Вошли, пусть и – конкретно я – ненадолго. Колобок честно выждал время: я накинул все тот же, слегка волшебный, халат, более или менее удобно устроился за столом, открыл, за позабытой прямо сейчас надобностью, некий отчет.
– Я это чего, – встрепенулось начальство, и мне подумалось: а не успел ли Пакман уснуть? – Как ты относишься к командировкам? – немного вкрадчиво спросил толстяк.
– Как к работе, – пожал плечами. – Пункт назначения, задачи. Транспорт.
– Ехать недалеко, – оживился начальник, ожидавший, судя по тону, решительного сопротивления новой инициативе. – Но транспорт… Все равно будет.
– Только я не вожу эсо… машину, – оговорившись, решительно применил я вновь выученное слово. – Как-то не сложилось.
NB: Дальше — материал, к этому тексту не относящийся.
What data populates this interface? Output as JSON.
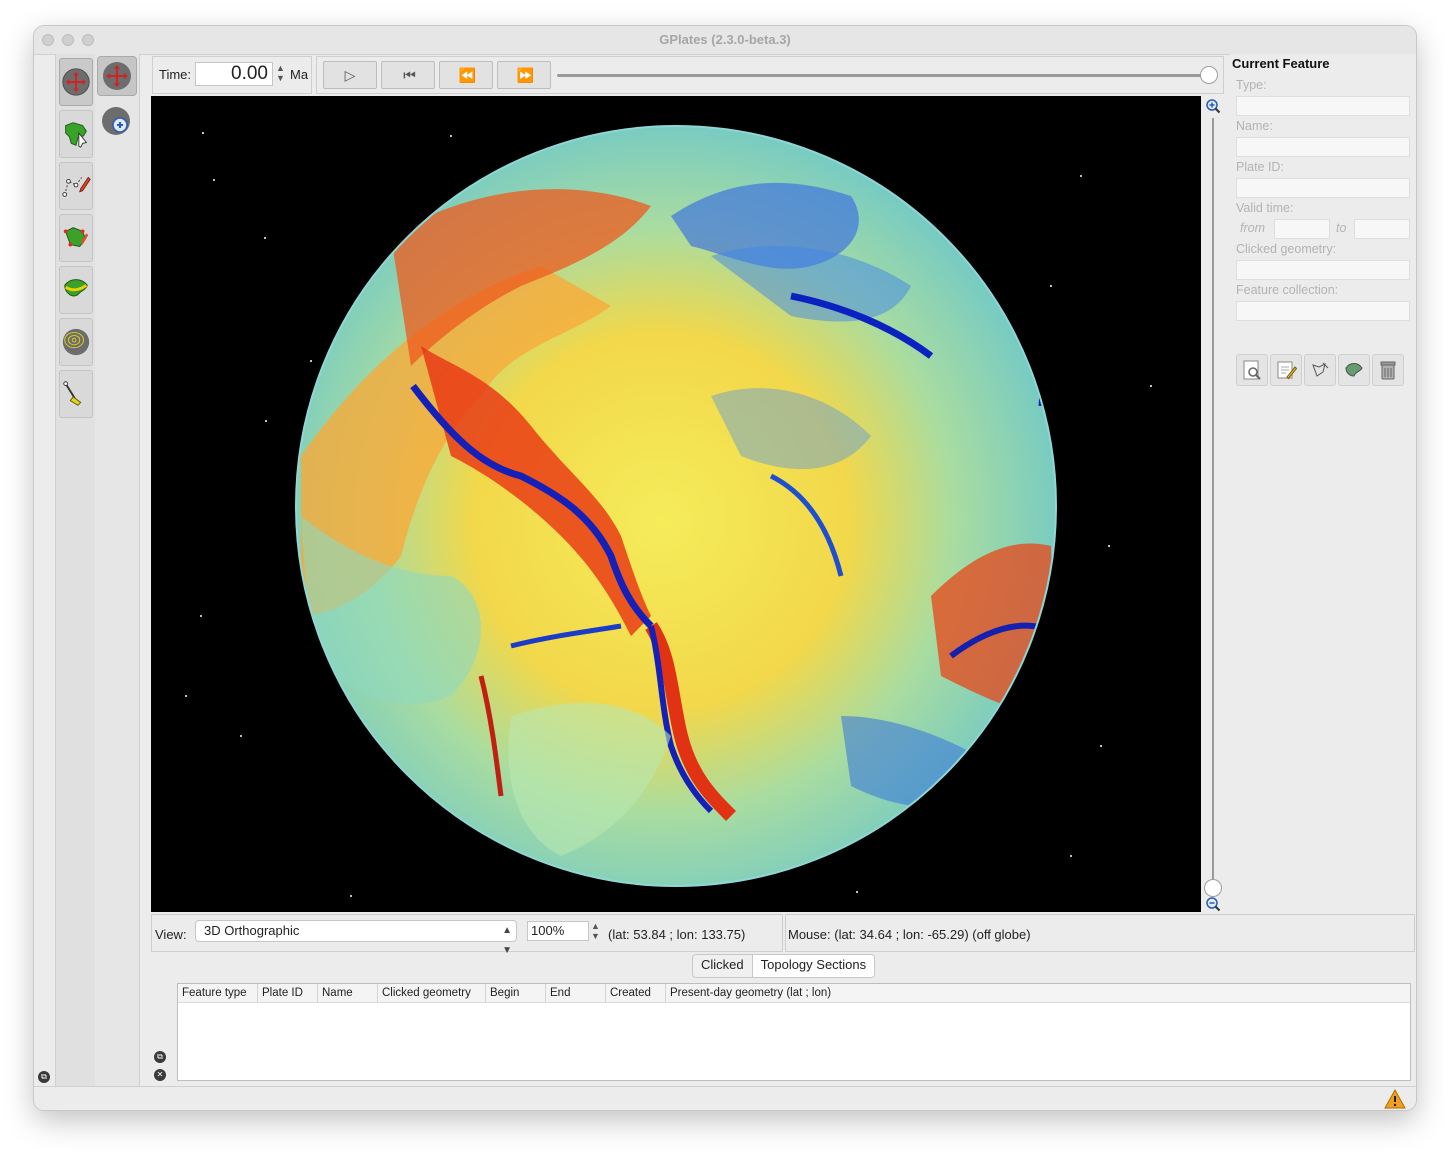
{
  "window": {
    "title": "GPlates (2.3.0-beta.3)"
  },
  "toolbox": {
    "main_tools": [
      {
        "icon": "drag-globe-icon"
      },
      {
        "icon": "choose-feature-icon"
      },
      {
        "icon": "digitise-geometry-icon"
      },
      {
        "icon": "modify-geometry-icon"
      },
      {
        "icon": "topology-tool-icon"
      },
      {
        "icon": "small-circle-icon"
      },
      {
        "icon": "measure-distance-icon"
      }
    ],
    "sub_tools": [
      {
        "icon": "drag-globe-icon"
      },
      {
        "icon": "zoom-globe-icon"
      }
    ]
  },
  "time": {
    "label": "Time:",
    "value": "0.00",
    "unit": "Ma"
  },
  "animation": {
    "buttons": [
      {
        "name": "play-button",
        "glyph": "▷"
      },
      {
        "name": "reset-button",
        "glyph": "⏮"
      },
      {
        "name": "step-back-button",
        "glyph": "⏪"
      },
      {
        "name": "step-forward-button",
        "glyph": "⏩"
      }
    ],
    "slider_position": 1.0
  },
  "globe": {
    "zoom_slider_position": 0.0
  },
  "current_feature": {
    "heading": "Current Feature",
    "type_label": "Type:",
    "name_label": "Name:",
    "plate_id_label": "Plate ID:",
    "valid_time_label": "Valid time:",
    "from_label": "from",
    "to_label": "to",
    "clicked_geometry_label": "Clicked geometry:",
    "feature_collection_label": "Feature collection:",
    "actions": [
      {
        "icon": "query-feature-icon"
      },
      {
        "icon": "edit-feature-icon"
      },
      {
        "icon": "clone-geometry-icon"
      },
      {
        "icon": "create-feature-icon"
      },
      {
        "icon": "delete-feature-icon"
      }
    ]
  },
  "view": {
    "label": "View:",
    "projection": "3D Orthographic",
    "zoom": "100%",
    "camera": "(lat: 53.84 ; lon: 133.75)",
    "mouse": "Mouse: (lat: 34.64 ; lon: -65.29) (off globe)"
  },
  "results": {
    "tabs": [
      "Clicked",
      "Topology Sections"
    ],
    "selected_tab": "Topology Sections",
    "columns": [
      "Feature type",
      "Plate ID",
      "Name",
      "Clicked geometry",
      "Begin",
      "End",
      "Created",
      "Present-day geometry (lat ; lon)"
    ]
  },
  "colors": {
    "canvas_background": "#000000",
    "anomaly_high": "#e52d12",
    "anomaly_mid": "#f7e64a",
    "anomaly_low": "#1f3fd2"
  }
}
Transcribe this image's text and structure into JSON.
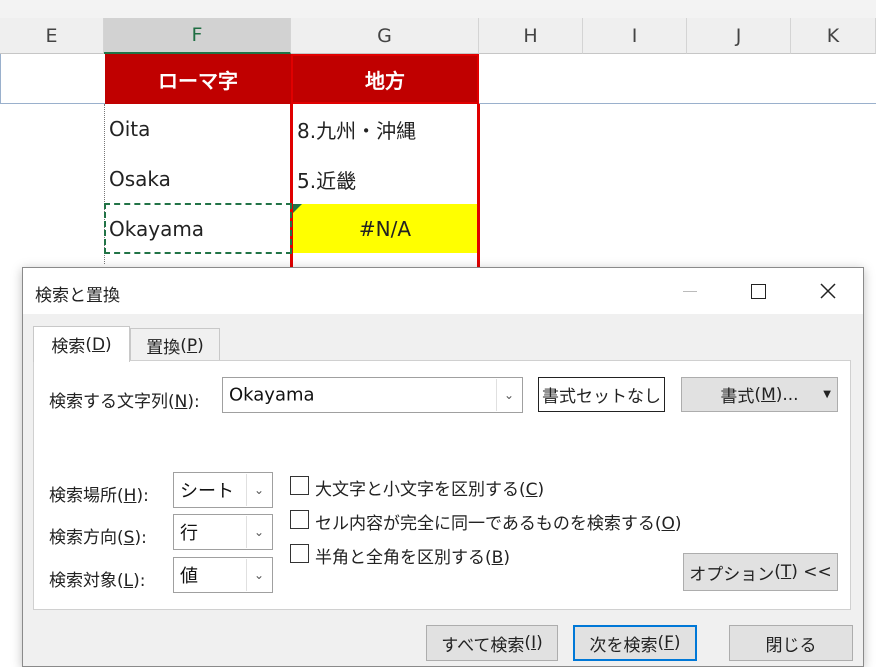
{
  "columns": [
    "E",
    "F",
    "G",
    "H",
    "I",
    "J",
    "K"
  ],
  "table": {
    "headers": [
      "ローマ字",
      "地方"
    ],
    "rows": [
      [
        "Oita",
        "8.九州・沖縄"
      ],
      [
        "Osaka",
        "5.近畿"
      ],
      [
        "Okayama",
        "#N/A"
      ]
    ]
  },
  "dialog": {
    "title": "検索と置換",
    "tabs": [
      {
        "label": "検索",
        "key": "D"
      },
      {
        "label": "置換",
        "key": "P"
      }
    ],
    "find_label": {
      "text": "検索する文字列",
      "key": "N"
    },
    "find_value": "Okayama",
    "no_format_label": "書式セットなし",
    "format_button": {
      "text": "書式",
      "key": "M"
    },
    "within": {
      "label": "検索場所",
      "key": "H",
      "value": "シート"
    },
    "search": {
      "label": "検索方向",
      "key": "S",
      "value": "行"
    },
    "look_in": {
      "label": "検索対象",
      "key": "L",
      "value": "値"
    },
    "options": [
      {
        "label": "大文字と小文字を区別する",
        "key": "C",
        "checked": false
      },
      {
        "label": "セル内容が完全に同一であるものを検索する",
        "key": "O",
        "checked": false
      },
      {
        "label": "半角と全角を区別する",
        "key": "B",
        "checked": false
      }
    ],
    "options_button": {
      "text": "オプション",
      "key": "T",
      "suffix": "<<"
    },
    "footer_buttons": [
      {
        "text": "すべて検索",
        "key": "I"
      },
      {
        "text": "次を検索",
        "key": "F"
      },
      {
        "text": "閉じる"
      }
    ]
  },
  "colors": {
    "header_red": "#c00000",
    "highlight_yellow": "#ffff00",
    "selection_green": "#217346"
  }
}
– А тебе и не надо, – хохотнул Пакман, радуясь непонятно чему. – И мне, заодно. Есть тут один…
Машина ожидала меня на заднем дворе: я вышел, зачем-то, через главный вход, обошел здание по периметру, и там, в середине обнесенной решетками площадки, обнаружил ее. В смысле, это: легковой мобиль класса седан, старенький, квадратных форм и тесный внутри даже при взгляде снаружи. Общее впечатление только усугубляла неожиданно глубокая расцветка – темно-фиолетовая, с некоторым даже металлическим отливом.
Назвать ни марку, ни, тем более, модель, я бы не решился, поскольку так и не сподобился полистать местные справочники: сами понимаете, недосуг.
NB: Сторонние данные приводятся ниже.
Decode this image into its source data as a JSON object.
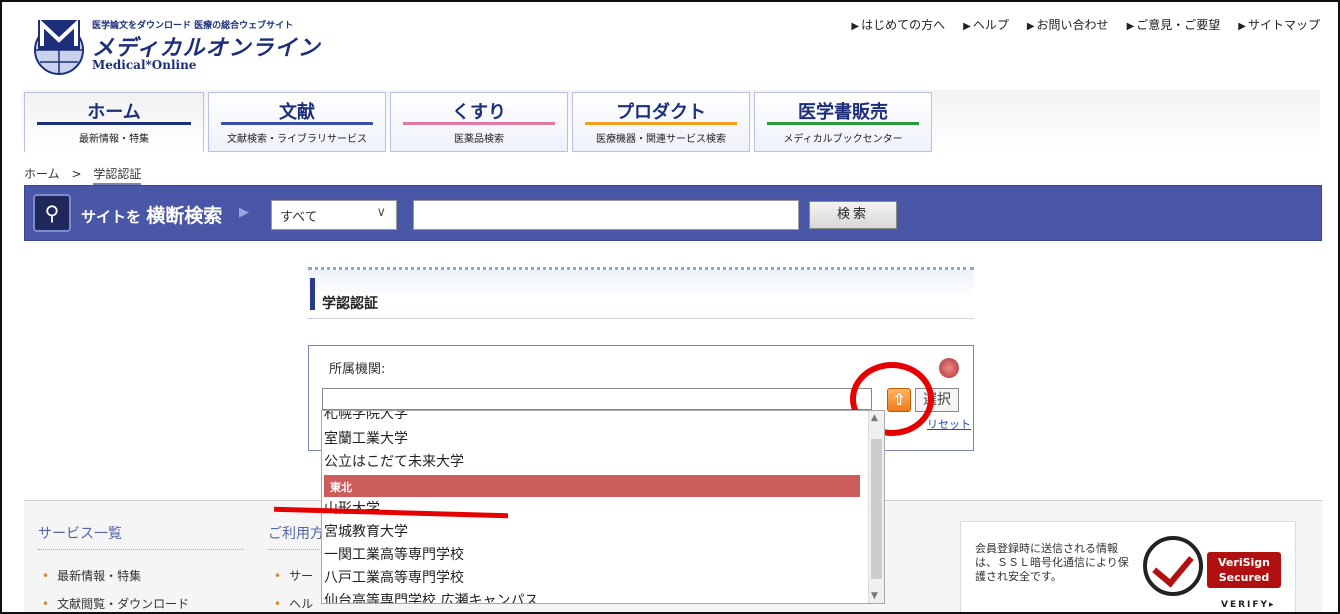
{
  "header": {
    "tagline": "医学論文をダウンロード 医療の総合ウェブサイト",
    "logo_jp": "メディカルオンライン",
    "logo_en": "Medical*Online",
    "links": [
      "はじめての方へ",
      "ヘルプ",
      "お問い合わせ",
      "ご意見・ご要望",
      "サイトマップ"
    ]
  },
  "tabs": [
    {
      "title": "ホーム",
      "sub": "最新情報・特集",
      "color": "#1d2f7a"
    },
    {
      "title": "文献",
      "sub": "文献検索・ライブラリサービス",
      "color": "#3a4fa8"
    },
    {
      "title": "くすり",
      "sub": "医薬品検索",
      "color": "#e07aa0"
    },
    {
      "title": "プロダクト",
      "sub": "医療機器・関連サービス検索",
      "color": "#f0a020"
    },
    {
      "title": "医学書販売",
      "sub": "メディカルブックセンター",
      "color": "#2a9a3a"
    }
  ],
  "breadcrumb": {
    "home": "ホーム",
    "sep": ">",
    "current": "学認認証"
  },
  "search": {
    "label_prefix": "サイトを",
    "label_main": "横断検索",
    "scope": "すべて",
    "button": "検索"
  },
  "auth": {
    "title": "学認認証",
    "field_label": "所属機関:",
    "select_button": "選択",
    "reset_link": "リセット"
  },
  "dropdown": {
    "items_before": [
      "札幌学院大学",
      "室蘭工業大学",
      "公立はこだて未来大学"
    ],
    "group": "東北",
    "items_after": [
      "山形大学",
      "宮城教育大学",
      "一関工業高等専門学校",
      "八戸工業高等専門学校",
      "仙台高等専門学校 広瀬キャンパス"
    ]
  },
  "footer": {
    "col1_title": "サービス一覧",
    "col1_items": [
      "最新情報・特集",
      "文献閲覧・ダウンロード"
    ],
    "col2_title": "ご利用方",
    "col2_items": [
      "サー",
      "ヘル"
    ],
    "ssl_text": "会員登録時に送信される情報は、ＳＳＬ暗号化通信により保護され安全です。",
    "verisign_badge": "VeriSign Secured",
    "verisign_verify": "VERIFY▸"
  },
  "colors": {
    "brand": "#1d2f7a",
    "search_bar": "#4a56a6",
    "group_header": "#cd5c5c",
    "annotation": "#e60000"
  }
}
При машине, на уместном сиденье, обнаружился водитель – тот самый, который один, тут, есть.
– Здрасьте, – помахал я рукой, пробуждая шофера от утренней дремы.
– Привет, – буркнул тот. – Куда?
– Щас, – я развернул путевой лист, выданный мне, честь по чести, в транспортном цеху. – Крематорий.
– Который у реки или который на горе? – водитель решил, что здорово подколол новичка: даже собрался рассмеяться. Я, однако, уже был в курсе темы – чуть раньше и совершенно случайно просветил кто-то из охранников.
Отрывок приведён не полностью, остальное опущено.